Kathakali maestro who delineated female persona with rare finesse

July 17, 2013 11:30 pm | Updated 11:30 pm IST

Kottakkal Sivaraman on stage

Kottakkal Sivaraman on stage

In his prime during the 1970s, Kottakkal Sivaraman used to take his little children to the Kathakali shows he would perform far and near their home. That was not exactly to instill in the two daughters interest about the dance-drama which lent him fame, but to dilute an away-from-family feel at venues where nights were long and tough.

“He would take me and my elder sister to the greenroom. Soon, we’ll all have supper together,” recalls Kalamandalam Ambili, the second daughter of Sivaraman. “But once he sits for the make-up, father would avoid interacting with us till the end of his act on the stage.”

His prowess in essaying female characters in a hitherto-untried manner is something that has given Sivaraman a cult status in the history of the four-century-old ballet. As his third death anniversary falls this month, the art circuit is organising a remembrance programme on July 19 and 20 at the master’s native village of Karalmanna in Palakkad district.

Karalmanna — green, rugged and close to Cherplassery — is where Ambili, a Mohiniyattam danseuse who now teaches the art in her alma mater, spent her formative years.

“I’ve heard my father later say that I was only three-and-a-half years old when he first took me for Kathakali. That was at Guruvayur in 1976,” she says.

The toddler got irked as she saw her father dance as a woman, and began crying. “He ignored the distraction. Patience!” exclaims Ambili.

Back home that morning, Sivaraman’s wife laughed hearing the story. “I told him,” recounts Madhavathodi Bhavani, “Didn’t I caution you not to take the child out?” Sivaraman anyway knew the risk: such small pleasures brought in their share of pain as well. “Only months later, something funnier happened when father took us both kids to another Kathakali venue. At Karikkad, near Manjeri,” says V.P. Sujatha, Sivaraman’s elder daughter.

There, as Damayanti, abandoned by her husband Nala in the woods, was seen straining to walk with a python by her foot, she began screaming aloud: “A snake has bitten my father!”

Kalamandalam Ramankutty Nair, who acted that night as the hunter who rescues Damayanti, later showed the girls at the greenroom that the reptile was just an effigy. “He even took some cotton out of it.”

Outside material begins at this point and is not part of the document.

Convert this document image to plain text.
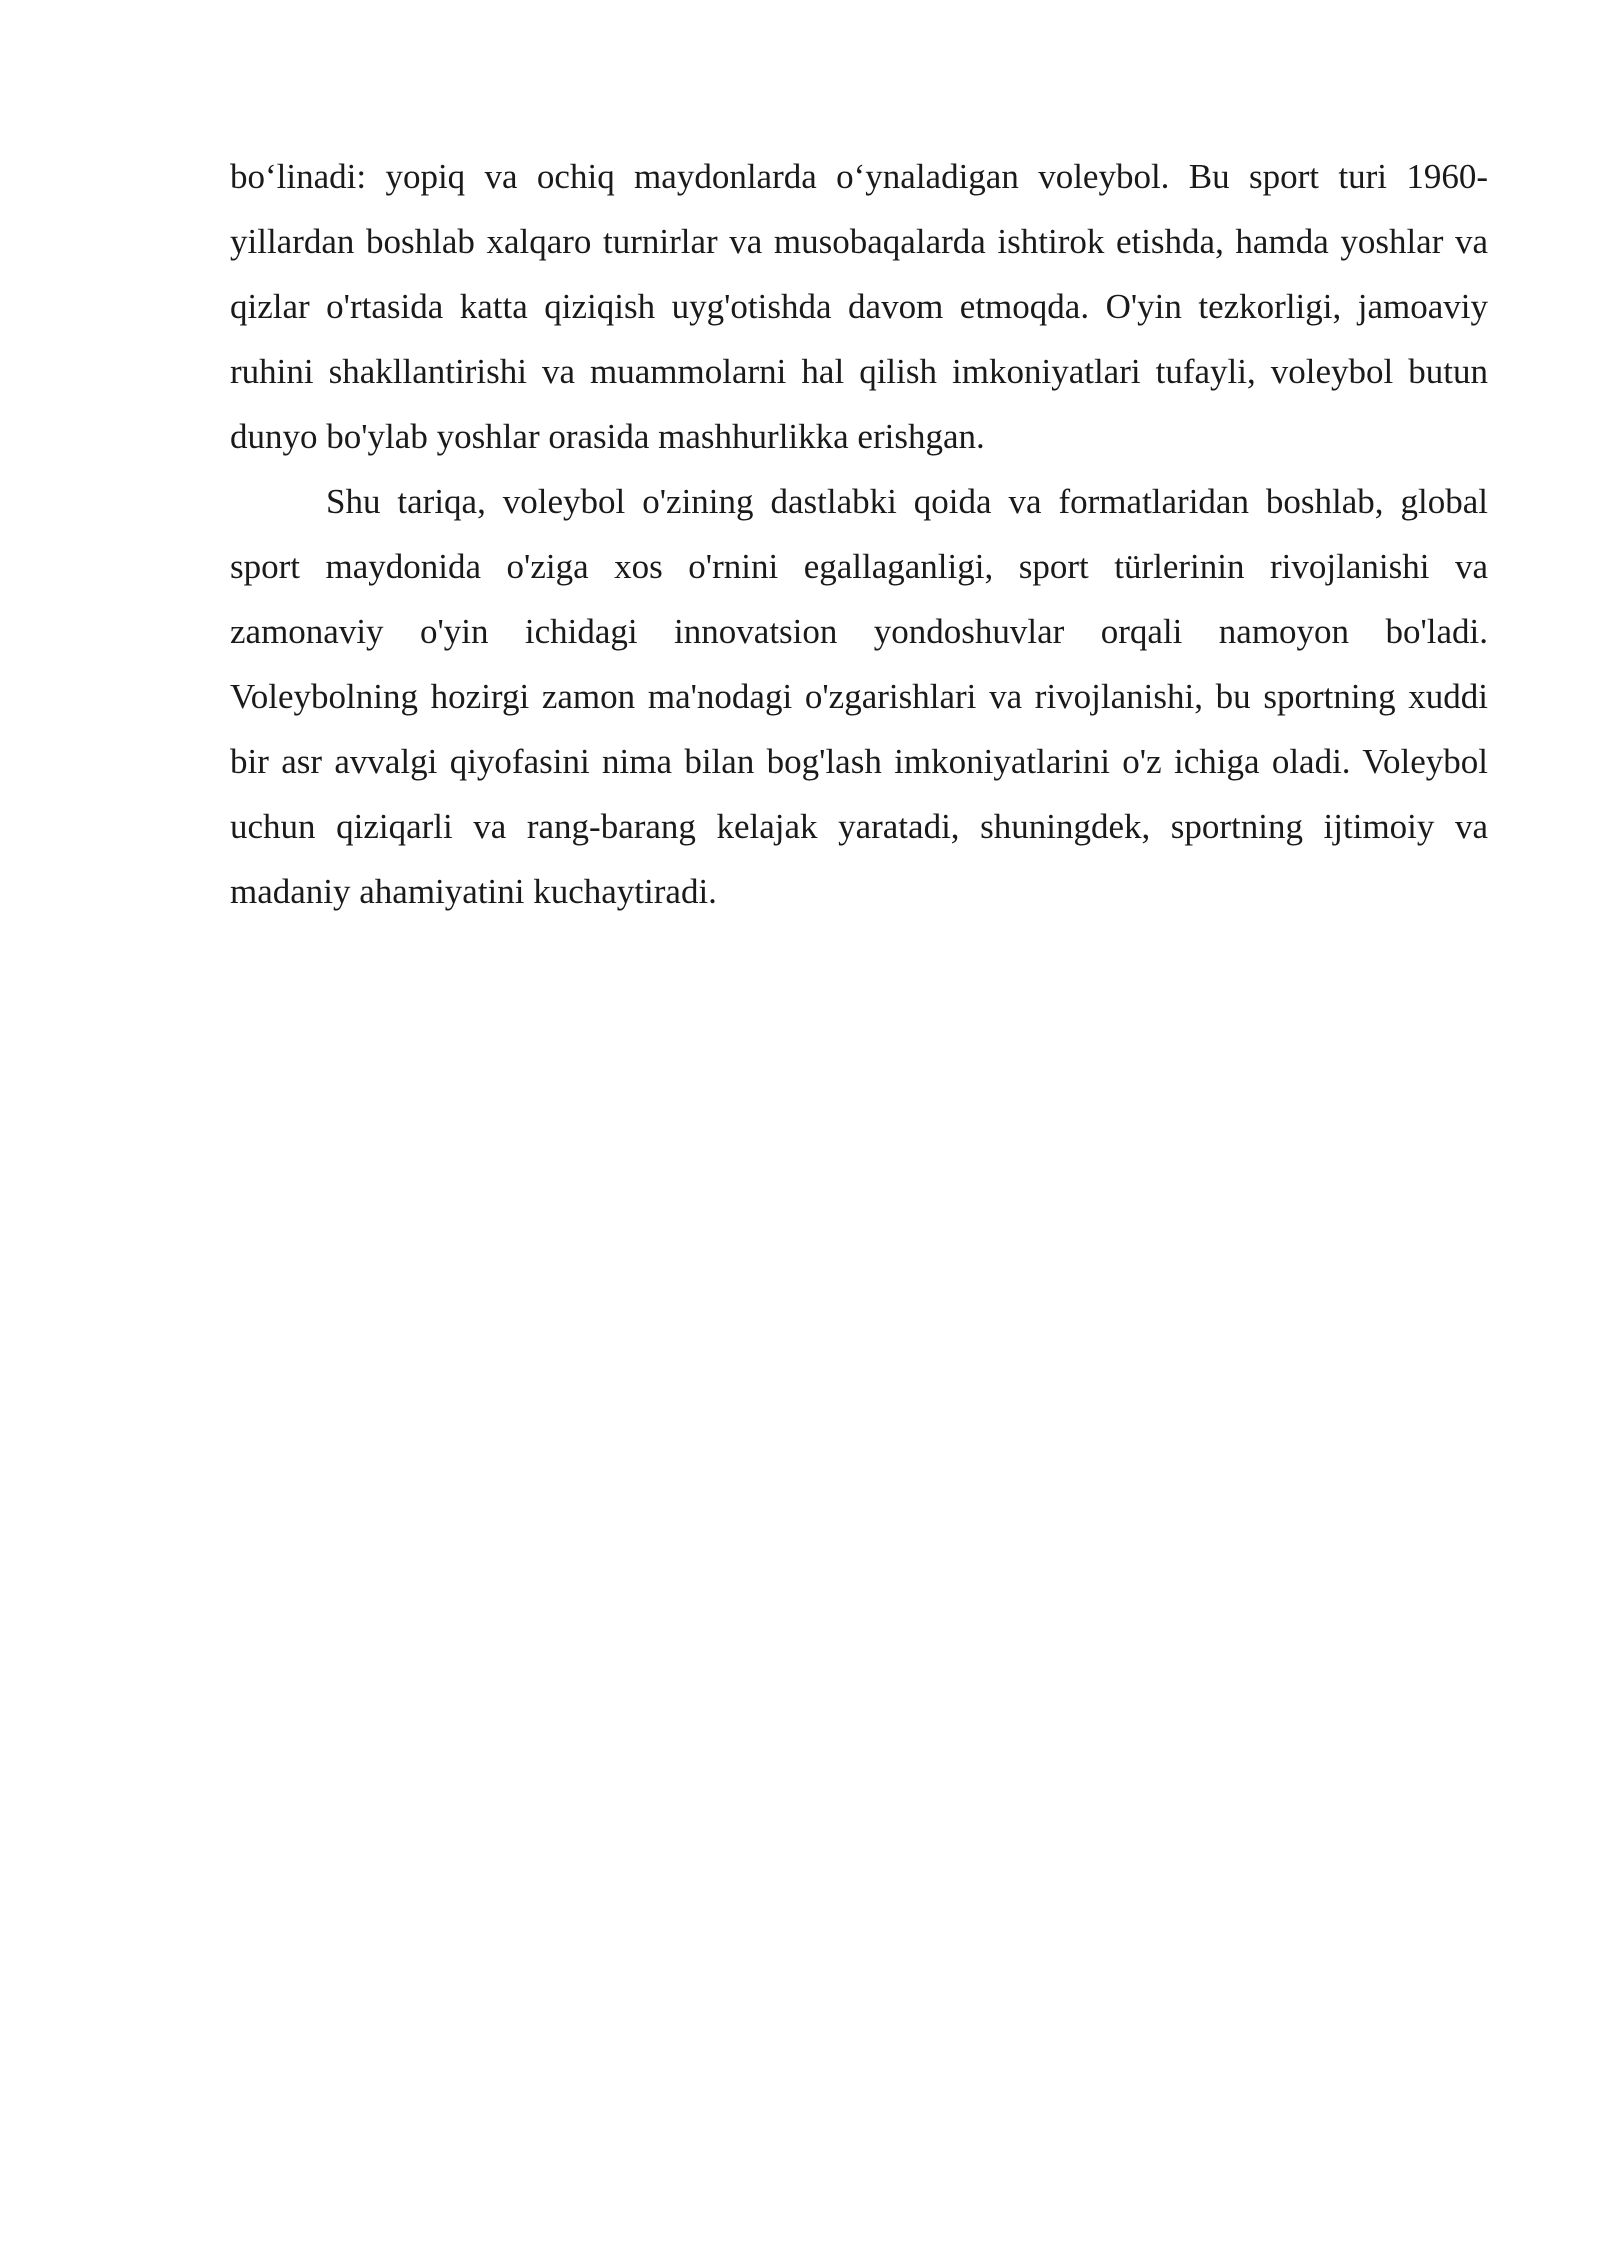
bo‘linadi: yopiq va ochiq maydonlarda o‘ynaladigan voleybol. Bu sport turi 1960-yillardan boshlab xalqaro turnirlar va musobaqalarda ishtirok etishda, hamda yoshlar va qizlar o'rtasida katta qiziqish uyg'otishda davom etmoqda. O'yin tezkorligi, jamoaviy ruhini shakllantirishi va muammolarni hal qilish imkoniyatlari tufayli, voleybol butun dunyo bo'ylab yoshlar orasida mashhurlikka erishgan.

Shu tariqa, voleybol o'zining dastlabki qoida va formatlaridan boshlab, global sport maydonida o'ziga xos o'rnini egallaganligi, sport türlerinin rivojlanishi va zamonaviy o'yin ichidagi innovatsion yondoshuvlar orqali namoyon bo'ladi. Voleybolning hozirgi zamon ma'nodagi o'zgarishlari va rivojlanishi, bu sportning xuddi bir asr avvalgi qiyofasini nima bilan bog'lash imkoniyatlarini o'z ichiga oladi. Voleybol uchun qiziqarli va rang-barang kelajak yaratadi, shuningdek, sportning ijtimoiy va madaniy ahamiyatini kuchaytiradi.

Sivaraman’s only son Gireesh Appu, who is eight years younger to Sujatha, treasures memories about the master’s post-performance arrivals at home. “Whatever time of day or night he walked down to the veranda of our house, father’s shoulder bag would have something he had bought for us children… Toffees, biscuits, snacks, small toys,” says the 35-year-old, working in Kochi.

Sujatha, now settled in Mumbai, says how her father met her desire to appear on the Kathakali stage, by facilitating her do an inconsequential role. “It must be in the mid-1980s. At the Cherplassery temple festival, I did Sandhyavali in Rugmangada Charitam,” she chuckles. “Gopimama (Kalamandalam Gopi), who was acting as the hero opposite my father, was already tipped not to ask (in mudra format) me any extra question.”

Contrastingly, Ambili was made to receive proper training in Kathakali. Sivaraman took her to exponent and fellow villager Naripatta Narayanan Namboodiri. Her debut show in 1985 at the neighbourhood Thirumullappalli temple stirs memories in Ambili more because of certain preparations from her father that evening. The encouragement apart, Sivaraman seldom used his reputation to promote his children as performers. “Career is fine, but family should be your priority, he’d say,” recalls Ambili, who lives in Kongad with her husband and dancer daughter.

This monsoon, as she goes to Kalamandalam as a temporary teacher, a room beyond the Koothambalam flashes a scene back to her student days. “In 1990-91, during the diamond jubilee celebrations, my father stayed there to rehearse for a new story-play. I was then into my final year of graduation and could see him on-off through the window.”

Memories of a colourful past are still fresh in the family’s mind.